Officials: Repeal of Medicaid expansion ‘disastrous’ for Pa.
- State officials say more than 670,000 Pa. residents could lose insurance without Medicaid expansion.
- Elimination of expansion program could also add at least $300 million to state's structural deficit.
State officials are preparing for “disastrous” consequences in Pennsylvania should President Donald Trump repeal the Affordable Care Act’s Medicaid expansion program.
Key members of Gov. Tom Wolf’s administration expressed concern on Monday that more than 670,000 Pennsylvanians would lose their health insurance if the provision is eliminated.
Treasurer Joe Torsella said there will be “irreparable harm” if the Medicaid expansion is scaled back, with low-income residents expected to be affected the most.
Auditor General Eugene DePasquale warned that rural hospitals would struggle to remain open with the loss of federal funds.

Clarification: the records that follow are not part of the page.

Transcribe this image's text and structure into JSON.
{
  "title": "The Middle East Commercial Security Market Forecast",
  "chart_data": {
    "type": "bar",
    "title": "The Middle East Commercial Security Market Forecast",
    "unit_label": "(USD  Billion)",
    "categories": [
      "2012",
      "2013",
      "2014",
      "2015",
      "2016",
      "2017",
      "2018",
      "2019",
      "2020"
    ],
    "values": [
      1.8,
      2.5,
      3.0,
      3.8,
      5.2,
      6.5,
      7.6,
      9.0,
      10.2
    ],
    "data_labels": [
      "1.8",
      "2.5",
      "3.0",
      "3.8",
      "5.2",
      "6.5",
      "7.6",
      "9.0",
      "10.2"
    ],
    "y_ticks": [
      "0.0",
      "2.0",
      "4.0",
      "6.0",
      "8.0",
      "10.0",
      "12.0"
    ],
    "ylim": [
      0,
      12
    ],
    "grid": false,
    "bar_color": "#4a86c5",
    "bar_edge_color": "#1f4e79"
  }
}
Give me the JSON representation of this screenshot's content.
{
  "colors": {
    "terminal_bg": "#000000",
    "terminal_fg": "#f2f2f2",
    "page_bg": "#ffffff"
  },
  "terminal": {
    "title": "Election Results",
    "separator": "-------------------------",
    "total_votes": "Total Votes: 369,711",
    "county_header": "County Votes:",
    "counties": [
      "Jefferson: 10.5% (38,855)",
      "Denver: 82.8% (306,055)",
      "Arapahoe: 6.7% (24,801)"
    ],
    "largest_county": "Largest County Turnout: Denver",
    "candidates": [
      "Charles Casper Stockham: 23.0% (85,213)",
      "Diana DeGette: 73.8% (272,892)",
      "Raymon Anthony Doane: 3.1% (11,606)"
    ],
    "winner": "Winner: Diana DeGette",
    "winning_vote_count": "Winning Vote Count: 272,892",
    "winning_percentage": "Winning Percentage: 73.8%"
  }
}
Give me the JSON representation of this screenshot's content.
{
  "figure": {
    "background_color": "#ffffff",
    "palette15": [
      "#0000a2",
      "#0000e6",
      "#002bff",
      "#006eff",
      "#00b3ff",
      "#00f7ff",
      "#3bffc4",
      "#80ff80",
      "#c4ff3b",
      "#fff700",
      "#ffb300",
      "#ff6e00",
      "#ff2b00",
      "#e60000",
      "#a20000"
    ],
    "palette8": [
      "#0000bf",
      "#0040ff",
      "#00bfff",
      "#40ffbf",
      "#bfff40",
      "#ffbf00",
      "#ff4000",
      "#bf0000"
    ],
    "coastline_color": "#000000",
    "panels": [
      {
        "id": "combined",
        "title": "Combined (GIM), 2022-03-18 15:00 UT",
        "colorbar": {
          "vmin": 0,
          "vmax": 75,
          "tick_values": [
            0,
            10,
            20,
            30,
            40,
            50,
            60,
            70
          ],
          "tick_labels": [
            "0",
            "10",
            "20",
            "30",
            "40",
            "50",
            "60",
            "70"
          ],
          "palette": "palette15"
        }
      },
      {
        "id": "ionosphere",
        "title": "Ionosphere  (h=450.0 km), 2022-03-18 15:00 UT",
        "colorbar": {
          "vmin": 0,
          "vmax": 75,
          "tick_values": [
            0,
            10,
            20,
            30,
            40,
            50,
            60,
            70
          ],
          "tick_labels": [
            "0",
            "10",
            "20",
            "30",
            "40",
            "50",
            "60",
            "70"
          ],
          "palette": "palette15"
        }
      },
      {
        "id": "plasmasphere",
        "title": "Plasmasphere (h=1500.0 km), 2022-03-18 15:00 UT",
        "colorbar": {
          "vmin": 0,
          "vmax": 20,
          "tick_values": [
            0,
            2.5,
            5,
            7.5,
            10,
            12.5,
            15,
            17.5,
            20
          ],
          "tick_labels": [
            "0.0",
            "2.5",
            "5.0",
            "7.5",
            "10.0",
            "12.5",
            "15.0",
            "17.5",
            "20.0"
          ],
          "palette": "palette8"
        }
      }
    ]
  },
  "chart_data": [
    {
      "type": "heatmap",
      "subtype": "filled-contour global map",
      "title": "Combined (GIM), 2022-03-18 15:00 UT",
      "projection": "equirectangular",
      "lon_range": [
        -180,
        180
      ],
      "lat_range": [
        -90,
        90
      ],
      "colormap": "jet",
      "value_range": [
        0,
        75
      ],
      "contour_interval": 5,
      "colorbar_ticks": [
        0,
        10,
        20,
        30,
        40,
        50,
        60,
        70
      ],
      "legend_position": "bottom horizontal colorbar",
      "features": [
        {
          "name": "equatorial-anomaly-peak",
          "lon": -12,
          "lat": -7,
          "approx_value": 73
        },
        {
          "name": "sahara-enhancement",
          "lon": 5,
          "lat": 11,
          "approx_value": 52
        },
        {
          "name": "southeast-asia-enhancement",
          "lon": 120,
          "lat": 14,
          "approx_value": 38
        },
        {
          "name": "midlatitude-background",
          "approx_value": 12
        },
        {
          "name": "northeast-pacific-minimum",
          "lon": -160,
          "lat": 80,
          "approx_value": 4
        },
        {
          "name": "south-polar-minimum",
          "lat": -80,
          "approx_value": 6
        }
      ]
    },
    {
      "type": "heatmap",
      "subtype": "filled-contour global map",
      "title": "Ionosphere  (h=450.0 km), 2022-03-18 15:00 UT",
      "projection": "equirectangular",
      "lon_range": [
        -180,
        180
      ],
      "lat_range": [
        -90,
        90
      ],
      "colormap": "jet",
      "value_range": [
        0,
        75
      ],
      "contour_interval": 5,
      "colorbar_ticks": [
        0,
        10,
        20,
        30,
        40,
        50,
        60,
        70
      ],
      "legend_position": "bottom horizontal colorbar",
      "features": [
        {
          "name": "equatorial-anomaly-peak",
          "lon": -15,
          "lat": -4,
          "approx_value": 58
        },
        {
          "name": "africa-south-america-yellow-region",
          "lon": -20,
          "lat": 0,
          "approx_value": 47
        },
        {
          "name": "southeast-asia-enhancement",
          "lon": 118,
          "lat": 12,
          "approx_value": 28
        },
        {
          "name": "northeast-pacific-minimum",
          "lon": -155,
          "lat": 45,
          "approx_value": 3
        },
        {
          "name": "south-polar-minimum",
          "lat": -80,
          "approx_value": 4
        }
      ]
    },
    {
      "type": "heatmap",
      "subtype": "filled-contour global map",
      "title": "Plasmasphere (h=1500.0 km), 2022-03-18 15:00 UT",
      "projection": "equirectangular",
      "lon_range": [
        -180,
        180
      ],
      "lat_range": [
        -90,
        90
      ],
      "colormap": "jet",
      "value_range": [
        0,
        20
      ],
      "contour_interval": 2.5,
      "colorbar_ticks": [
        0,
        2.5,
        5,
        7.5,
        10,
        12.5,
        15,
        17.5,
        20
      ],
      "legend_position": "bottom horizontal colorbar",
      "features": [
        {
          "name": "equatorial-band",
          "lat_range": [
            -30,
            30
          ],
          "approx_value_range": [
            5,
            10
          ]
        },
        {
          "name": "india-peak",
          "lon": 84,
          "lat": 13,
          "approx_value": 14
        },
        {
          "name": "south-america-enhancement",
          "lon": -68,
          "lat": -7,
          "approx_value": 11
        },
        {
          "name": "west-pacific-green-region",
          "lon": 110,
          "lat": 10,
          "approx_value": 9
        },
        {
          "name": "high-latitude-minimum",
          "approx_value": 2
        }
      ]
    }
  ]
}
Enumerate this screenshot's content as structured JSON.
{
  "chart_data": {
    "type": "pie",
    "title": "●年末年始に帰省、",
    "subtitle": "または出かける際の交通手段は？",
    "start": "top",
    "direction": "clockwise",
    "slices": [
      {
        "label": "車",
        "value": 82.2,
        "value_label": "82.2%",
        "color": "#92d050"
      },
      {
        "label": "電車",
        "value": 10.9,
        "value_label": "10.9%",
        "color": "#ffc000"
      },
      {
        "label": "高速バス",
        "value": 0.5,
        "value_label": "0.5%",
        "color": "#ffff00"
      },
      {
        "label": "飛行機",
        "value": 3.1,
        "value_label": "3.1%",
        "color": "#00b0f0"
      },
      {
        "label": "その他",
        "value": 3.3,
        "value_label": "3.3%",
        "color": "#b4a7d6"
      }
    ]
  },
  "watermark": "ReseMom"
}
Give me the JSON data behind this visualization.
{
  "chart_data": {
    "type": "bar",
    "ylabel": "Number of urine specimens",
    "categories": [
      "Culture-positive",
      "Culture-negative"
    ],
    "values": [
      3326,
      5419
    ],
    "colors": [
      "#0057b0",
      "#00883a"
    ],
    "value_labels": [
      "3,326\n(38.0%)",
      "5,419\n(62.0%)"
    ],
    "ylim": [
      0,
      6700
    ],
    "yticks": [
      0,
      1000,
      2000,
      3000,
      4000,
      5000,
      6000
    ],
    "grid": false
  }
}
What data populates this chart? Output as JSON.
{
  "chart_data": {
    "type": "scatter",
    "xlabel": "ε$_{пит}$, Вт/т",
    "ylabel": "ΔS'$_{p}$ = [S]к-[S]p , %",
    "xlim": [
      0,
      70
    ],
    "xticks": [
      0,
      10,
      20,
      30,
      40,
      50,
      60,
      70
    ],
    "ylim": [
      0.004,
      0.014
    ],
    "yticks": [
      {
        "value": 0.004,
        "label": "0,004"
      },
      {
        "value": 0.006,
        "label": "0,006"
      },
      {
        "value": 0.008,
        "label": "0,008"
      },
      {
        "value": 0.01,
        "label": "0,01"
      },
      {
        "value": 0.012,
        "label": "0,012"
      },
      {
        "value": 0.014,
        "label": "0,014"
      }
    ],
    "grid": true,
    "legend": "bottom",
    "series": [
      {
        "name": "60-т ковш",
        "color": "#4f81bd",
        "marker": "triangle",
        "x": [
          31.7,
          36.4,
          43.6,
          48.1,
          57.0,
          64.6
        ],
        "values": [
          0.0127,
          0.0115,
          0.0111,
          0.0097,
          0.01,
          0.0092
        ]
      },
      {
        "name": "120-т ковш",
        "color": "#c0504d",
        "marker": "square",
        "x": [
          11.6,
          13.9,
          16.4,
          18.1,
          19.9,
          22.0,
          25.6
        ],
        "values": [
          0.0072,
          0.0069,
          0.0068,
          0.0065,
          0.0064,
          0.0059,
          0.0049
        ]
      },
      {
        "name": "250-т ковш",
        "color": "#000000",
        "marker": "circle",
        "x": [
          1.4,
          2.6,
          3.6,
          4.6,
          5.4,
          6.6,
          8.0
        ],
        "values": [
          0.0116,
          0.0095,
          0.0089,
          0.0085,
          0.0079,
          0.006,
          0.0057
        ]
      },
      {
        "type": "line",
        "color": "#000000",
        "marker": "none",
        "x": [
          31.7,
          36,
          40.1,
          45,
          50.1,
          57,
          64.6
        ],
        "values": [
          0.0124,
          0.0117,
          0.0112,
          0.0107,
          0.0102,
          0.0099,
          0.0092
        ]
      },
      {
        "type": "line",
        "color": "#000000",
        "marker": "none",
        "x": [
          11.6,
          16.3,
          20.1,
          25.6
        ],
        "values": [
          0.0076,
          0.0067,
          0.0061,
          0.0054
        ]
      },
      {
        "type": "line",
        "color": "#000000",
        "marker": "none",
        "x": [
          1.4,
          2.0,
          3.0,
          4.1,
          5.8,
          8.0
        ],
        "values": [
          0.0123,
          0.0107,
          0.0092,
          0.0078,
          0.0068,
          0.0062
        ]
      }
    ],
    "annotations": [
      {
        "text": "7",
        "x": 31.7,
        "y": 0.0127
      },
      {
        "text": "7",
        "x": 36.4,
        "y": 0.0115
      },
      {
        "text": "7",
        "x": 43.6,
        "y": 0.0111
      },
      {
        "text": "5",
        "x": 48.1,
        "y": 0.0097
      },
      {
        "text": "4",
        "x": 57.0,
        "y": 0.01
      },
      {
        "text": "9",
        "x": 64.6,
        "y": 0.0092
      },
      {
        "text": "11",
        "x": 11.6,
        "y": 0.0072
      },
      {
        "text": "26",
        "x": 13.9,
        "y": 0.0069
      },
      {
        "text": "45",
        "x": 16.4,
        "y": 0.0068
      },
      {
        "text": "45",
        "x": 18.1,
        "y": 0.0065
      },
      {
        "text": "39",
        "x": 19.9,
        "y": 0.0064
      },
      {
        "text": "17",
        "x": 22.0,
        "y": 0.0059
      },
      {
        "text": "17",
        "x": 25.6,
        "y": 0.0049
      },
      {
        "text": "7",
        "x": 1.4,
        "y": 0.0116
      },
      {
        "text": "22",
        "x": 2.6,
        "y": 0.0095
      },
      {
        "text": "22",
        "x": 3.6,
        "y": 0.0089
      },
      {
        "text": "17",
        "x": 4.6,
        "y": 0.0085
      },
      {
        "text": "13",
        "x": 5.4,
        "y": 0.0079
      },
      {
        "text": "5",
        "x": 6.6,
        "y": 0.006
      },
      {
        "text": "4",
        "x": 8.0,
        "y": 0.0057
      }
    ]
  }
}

Pennsylvania’s two top financial officers also stated that a repeal would lead to the loss of thousands of jobs and negatively impact the state’s already-large budget deficit.
Torsella estimated that the elimination of the Medicaid Expansion Program could cost the state economy $4.5 billion and add at least $300 million to the state's structural budget deficit.
"This would make a tough situation even worse," Torsella said in a news release from DePasquale's office.
The two sent a letter to Pennsylvania Sens. Pat Toomey and Bob Casey, along with the state's 18 representatives, urging them to keep the Medicaid expansion provision of the Affordable Care Act.
Wolf has proposed a grant to serve as the expansion’s replacement.